Certainly there were many other requests. Some are included in this budget. Some will instead be “fixed” by creative and desperate staff like the Middle School teacher I met at Home Depot buying an air conditioner for his classroom.
Has our new superintendent already become complacent about the shortcuts our students and teachers are forced to live with? Does this mean my son’s HS Spanish class will continue to be taught by rotating “substitute” teachers; three so far this year?
Does this mean that it’s acceptable for teachers pulling double-duty to overlook grading homework and class work? In one example, for the first half of this school year, a HS honors class led by a very talented teacher with added responsibilities outside of the classroom, received 17 grades for quizzes and tests while other classes at the same level were graded an average of 44 times including home work and class work. It’s a fact, and not an opinion, that less measurement and less feedback means less learning.
“We are maintaining current programs” is only effective as propaganda during budget season. What it really means is that while programs survive, they do so with less instruction, less supervision and at an overall lower quality. These are things that take a heavy toll on our students, yet cannot be described in budget line items.
I want to believe this is not the quality instruction the district intended, but I know my son’s circumstances are not unique. There are far more examples like it and no shortage of parents willing to share them. Shortcuts like these are forced on all of our schools and many have become so “accepted” that they often go unnoticed.
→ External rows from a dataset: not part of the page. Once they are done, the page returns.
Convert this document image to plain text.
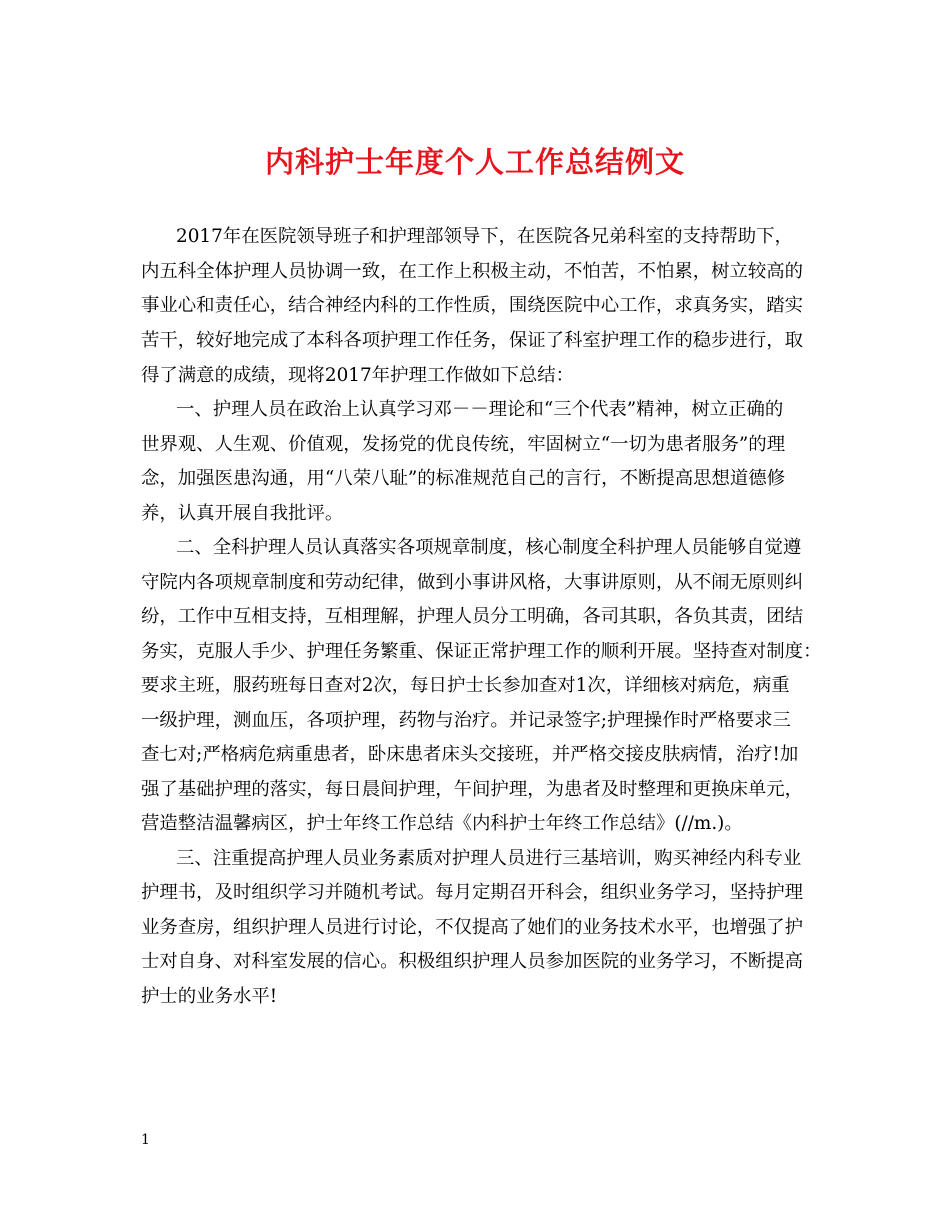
内科护士年度个人工作总结例文
2017年在医院领导班子和护理部领导下，在医院各兄弟科室的支持帮助下，
内五科全体护理人员协调一致，在工作上积极主动，不怕苦，不怕累，树立较高的
事业心和责任心，结合神经内科的工作性质，围绕医院中心工作，求真务实，踏实
苦干，较好地完成了本科各项护理工作任务，保证了科室护理工作的稳步进行，取
得了满意的成绩，现将2017年护理工作做如下总结：
一、护理人员在政治上认真学习邓－－理论和“三个代表”精神，树立正确的
世界观、人生观、价值观，发扬党的优良传统，牢固树立“一切为患者服务”的理
念，加强医患沟通，用“八荣八耻”的标准规范自己的言行，不断提高思想道德修
养，认真开展自我批评。
二、全科护理人员认真落实各项规章制度，核心制度全科护理人员能够自觉遵
守院内各项规章制度和劳动纪律，做到小事讲风格，大事讲原则，从不闹无原则纠
纷，工作中互相支持，互相理解，护理人员分工明确，各司其职，各负其责，团结
务实，克服人手少、护理任务繁重、保证正常护理工作的顺利开展。坚持查对制度：
要求主班，服药班每日查对2次，每日护士长参加查对1次，详细核对病危，病重
一级护理，测血压，各项护理，药物与治疗。并记录签字;护理操作时严格要求三
查七对;严格病危病重患者，卧床患者床头交接班，并严格交接皮肤病情，治疗!加
强了基础护理的落实，每日晨间护理，午间护理，为患者及时整理和更换床单元，
营造整洁温馨病区，护士年终工作总结《内科护士年终工作总结》(//m.)。
三、注重提高护理人员业务素质对护理人员进行三基培训，购买神经内科专业
护理书，及时组织学习并随机考试。每月定期召开科会，组织业务学习，坚持护理
业务查房，组织护理人员进行讨论，不仅提高了她们的业务技术水平，也增强了护
士对自身、对科室发展的信心。积极组织护理人员参加医院的业务学习，不断提高
护士的业务水平!
1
And so teachers get less professional development, educational assistants are eliminated, higher-cost, experienced teachers are encouraged to retire, class sizes increase, programs are deferred and the inspiration to excel is lost. There is no “pause” button. Our children become less prepared for a competitive world.
From the BOE website: “The role of the Board of Education is to set policy that guides the direction of the school system that is then implemented by the superintendent of schools, acting as the CEO of the district.” So the question then becomes, is it a misguided policy or a failed implementation that allows students to suffer by a thousand cuts, unrealized until it’s too late to repair?
It’s time for the leadership to deliver on the commitments they made to the people of Newtown. Helping the town to pass a budget on the first try, at any cost to education, is not one of those commitments.